Он написал свое имя на открытке для мессы – там, где рядом со словами «священник, отправляющий службу», начиналась пунктирная линия, и Клэр поблагодарила его за великодушие. Она была готова потратить пять шиллингов на мессу за упокой матери Анджелы, но теперь, когда необходимость в этом отпала, все стало намного проще. Терзаемая легким чувством вины, Клэр купила марку и, не выходя из почтового отделения, написала письмо с выражением соболезнования. Ей было интересно, что сейчас делает Анджела.
Потребовалось много времени, чтобы ответить на все письма со словами сочувствия и отправить записки с благодарностью за цветы и заупокойные мессы. Анджела делала это методично каждую ночь. Она переставила в коттедже мебель и убрала кресло матери наверх, чтобы не видеть его, спускаясь по лестнице.
Люди были так щедры – даже Иммакулата проявила человеколюбие и предоставила Анджеле больше выходных, чем полагалось. Анджела вежливо поблагодарила настоятельницу и сказала, что предпочла бы отдохнуть пару лишних дней в конце полугодия. Иммакулате это не понравилось. А как же Рождество, концерт и все остальное?
«В этом-то и дело», – призналась Анджела.
В нынешнем году ей будет трудно вложить душу в рождественский концерт. Иммакулате пришлось согласиться.
Во время похорон Джеральдина и Мария помогли сестре больше, чем она могла надеяться. Вдобавок ко всему их черные пальто, английский акцент, а также искреннее и неподдельное беспокойство по поводу того, что отец Шон не смог приехать на похороны матери, отвлекали людей от желания задавать лишние вопросы. Они виновато признались друг другу, что почти не писали брату и что в последнее время получали от него только рождественские открытки. Джеральдина даже рискнула задаться вопросом, счастлив ли Шон, пребывая в сане священника; в первые дни после рукоположения он лучился от радости.
Анджеле не пришлось отвечать на прямые вопросы о брате. Людям хватало невнятных сожалений о том, что Шона нет рядом, чтобы отслужить мессу.

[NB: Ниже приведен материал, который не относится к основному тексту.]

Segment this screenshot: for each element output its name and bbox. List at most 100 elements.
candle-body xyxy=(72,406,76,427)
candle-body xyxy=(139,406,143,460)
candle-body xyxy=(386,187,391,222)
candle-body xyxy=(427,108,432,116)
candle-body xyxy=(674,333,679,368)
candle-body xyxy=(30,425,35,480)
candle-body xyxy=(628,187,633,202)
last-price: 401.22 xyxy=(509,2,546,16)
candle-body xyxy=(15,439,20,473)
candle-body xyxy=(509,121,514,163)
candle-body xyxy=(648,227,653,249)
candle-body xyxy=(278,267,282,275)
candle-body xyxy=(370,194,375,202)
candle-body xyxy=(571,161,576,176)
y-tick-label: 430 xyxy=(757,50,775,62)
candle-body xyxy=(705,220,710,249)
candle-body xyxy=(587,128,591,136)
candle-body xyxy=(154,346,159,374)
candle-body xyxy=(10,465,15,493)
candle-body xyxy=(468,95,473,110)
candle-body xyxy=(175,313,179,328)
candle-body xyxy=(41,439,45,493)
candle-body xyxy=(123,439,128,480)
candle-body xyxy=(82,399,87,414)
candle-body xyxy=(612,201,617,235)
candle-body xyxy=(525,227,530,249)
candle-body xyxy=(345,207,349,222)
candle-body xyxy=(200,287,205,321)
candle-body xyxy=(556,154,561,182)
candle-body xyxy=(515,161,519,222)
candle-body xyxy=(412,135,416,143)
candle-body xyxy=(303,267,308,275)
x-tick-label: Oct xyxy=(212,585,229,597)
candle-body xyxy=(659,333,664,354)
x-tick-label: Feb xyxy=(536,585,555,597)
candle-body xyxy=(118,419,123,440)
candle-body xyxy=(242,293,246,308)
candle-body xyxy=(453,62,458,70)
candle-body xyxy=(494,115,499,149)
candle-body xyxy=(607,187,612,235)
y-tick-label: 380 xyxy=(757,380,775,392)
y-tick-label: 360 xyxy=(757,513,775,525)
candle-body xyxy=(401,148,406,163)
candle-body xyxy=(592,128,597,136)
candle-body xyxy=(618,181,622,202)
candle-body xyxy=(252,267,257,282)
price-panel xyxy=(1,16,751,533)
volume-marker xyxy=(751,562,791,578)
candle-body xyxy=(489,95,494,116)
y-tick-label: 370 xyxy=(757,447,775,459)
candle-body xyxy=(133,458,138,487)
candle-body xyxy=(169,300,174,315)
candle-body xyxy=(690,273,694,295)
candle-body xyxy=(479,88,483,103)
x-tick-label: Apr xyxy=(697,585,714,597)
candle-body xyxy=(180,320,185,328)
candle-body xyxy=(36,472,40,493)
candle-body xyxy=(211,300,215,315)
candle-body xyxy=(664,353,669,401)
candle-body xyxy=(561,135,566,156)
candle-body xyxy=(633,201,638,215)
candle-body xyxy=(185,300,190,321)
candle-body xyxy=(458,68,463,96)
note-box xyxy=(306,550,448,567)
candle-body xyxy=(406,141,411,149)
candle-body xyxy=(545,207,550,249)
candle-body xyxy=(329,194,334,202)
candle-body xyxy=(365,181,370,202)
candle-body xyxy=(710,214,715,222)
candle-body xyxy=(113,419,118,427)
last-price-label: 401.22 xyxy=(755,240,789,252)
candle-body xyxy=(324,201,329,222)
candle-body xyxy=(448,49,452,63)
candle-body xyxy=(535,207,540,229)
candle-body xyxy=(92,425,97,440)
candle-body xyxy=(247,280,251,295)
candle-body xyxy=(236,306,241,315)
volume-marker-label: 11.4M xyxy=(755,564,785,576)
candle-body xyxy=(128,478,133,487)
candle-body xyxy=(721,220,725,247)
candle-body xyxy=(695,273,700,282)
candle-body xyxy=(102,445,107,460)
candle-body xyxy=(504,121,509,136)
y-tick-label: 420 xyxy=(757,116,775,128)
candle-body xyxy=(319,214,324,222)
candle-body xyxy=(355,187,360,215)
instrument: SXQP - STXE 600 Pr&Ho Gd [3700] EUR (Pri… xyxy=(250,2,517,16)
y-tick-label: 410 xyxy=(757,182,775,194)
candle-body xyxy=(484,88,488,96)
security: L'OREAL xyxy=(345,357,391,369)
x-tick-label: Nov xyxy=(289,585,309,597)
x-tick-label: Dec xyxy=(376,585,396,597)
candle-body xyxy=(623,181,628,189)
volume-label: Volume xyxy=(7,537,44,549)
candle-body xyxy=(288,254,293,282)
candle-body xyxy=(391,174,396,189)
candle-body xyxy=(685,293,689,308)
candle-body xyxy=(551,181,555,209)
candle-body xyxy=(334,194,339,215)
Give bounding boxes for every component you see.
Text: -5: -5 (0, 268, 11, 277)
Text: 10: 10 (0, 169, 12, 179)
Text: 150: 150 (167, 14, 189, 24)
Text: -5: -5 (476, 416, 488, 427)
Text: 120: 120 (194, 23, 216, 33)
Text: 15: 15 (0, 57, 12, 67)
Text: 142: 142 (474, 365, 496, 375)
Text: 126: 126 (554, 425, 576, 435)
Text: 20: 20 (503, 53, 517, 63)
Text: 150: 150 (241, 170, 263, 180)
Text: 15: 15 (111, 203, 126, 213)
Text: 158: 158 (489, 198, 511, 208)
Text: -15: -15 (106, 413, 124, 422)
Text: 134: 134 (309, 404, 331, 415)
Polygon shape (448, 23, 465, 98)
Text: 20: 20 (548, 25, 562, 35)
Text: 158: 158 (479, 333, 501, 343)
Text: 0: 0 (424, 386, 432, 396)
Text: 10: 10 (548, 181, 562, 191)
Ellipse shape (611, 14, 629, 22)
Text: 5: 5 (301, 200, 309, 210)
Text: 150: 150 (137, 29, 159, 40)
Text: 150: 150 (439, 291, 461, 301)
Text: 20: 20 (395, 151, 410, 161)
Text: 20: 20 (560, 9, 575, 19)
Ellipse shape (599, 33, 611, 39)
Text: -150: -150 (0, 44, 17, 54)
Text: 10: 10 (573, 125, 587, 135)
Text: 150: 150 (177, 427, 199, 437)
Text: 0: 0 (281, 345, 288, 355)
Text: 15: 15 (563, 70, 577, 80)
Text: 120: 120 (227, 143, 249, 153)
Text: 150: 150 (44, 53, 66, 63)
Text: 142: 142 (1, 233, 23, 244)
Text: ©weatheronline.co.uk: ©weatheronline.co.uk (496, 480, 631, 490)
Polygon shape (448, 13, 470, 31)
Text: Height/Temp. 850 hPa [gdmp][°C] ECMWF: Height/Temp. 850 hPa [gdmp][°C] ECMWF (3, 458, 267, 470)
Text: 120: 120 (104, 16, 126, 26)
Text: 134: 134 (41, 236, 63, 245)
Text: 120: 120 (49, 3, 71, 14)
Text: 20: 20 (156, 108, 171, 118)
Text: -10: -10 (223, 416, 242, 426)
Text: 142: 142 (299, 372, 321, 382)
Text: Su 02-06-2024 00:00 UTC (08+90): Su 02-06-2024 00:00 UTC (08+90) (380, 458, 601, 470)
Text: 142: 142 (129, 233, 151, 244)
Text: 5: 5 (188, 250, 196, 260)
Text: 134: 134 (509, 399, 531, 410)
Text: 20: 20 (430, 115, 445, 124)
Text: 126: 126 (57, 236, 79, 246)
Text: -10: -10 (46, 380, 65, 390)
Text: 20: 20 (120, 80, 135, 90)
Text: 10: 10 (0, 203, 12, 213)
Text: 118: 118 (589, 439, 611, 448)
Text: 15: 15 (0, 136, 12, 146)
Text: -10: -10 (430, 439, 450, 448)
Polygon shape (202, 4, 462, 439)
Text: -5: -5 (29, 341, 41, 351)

Слишком многое предстояло сделать: приготовить еду для гостей и кровати для сестер, а еще разобрать и поделить между собой мамины вещи, чтобы у сестер осталось что-то на память. Речь зашла даже о коттедже. Было трудно сидеть рядом с сестрами, которые были для Анджелы почти чужими, и слушать их разговоры об английских магазинах, городах и морских курортах – она ничего об этом не знала, но ей пришлось через это пройти. Сестры тоже имели право на долю из небольшой суммы, которую оставила мать.
Анджела показала им сберегательную книжку матери: там числилось чуть больше ста фунтов стерлингов. Еще у нее был полис ритуального страхования, так что похороны оплачивала страховая компания. Анджела предложила разделить сто фунтов на четверых. Мария поинтересовалась, не следует ли отправить Шону всю сумму на благо миссии. Именно миссионерская деятельность сына занимала все мысли их матери.
На короткий миг Анджела испытала искушение открыть сестрам правду. Время было позднее: уже никто не придет и не помешает разговору. Она могла бы переложить часть тяжести со своих плеч на плечи сестер. Джеральдина и Мария жили в Англии. Ради бога, никто не мешал им встретиться с братом, оценить его положение и решить, как относиться к священнику, отказавшемуся от сана. Но что-то в характере Шона и Сюи казалось слишком уязвимым, чтобы впустить в их жизнь Марию и Джеральдину, обитавших в странных, замкнутых мирах. Анджела поняла, что пока ничего не скажет сестрам.
Правильно ли она поступила, не уведомив Шона о смерти матери? Одобрит ли душа миссис О’Хары поступок дочери? Насколько благими были ее мотивы? Анджела опасалась, что многие слова, которые она адресовала брату, были неискренними. Почему она не позволила Шону вернуться домой и признаться в содеянном? Матери больше не было рядом, чтобы почувствовать стыд и боль. Не превратилась ли Анджела в степенную школьную учительницу, не желавшую нарушать размеренный ход собственной жизни?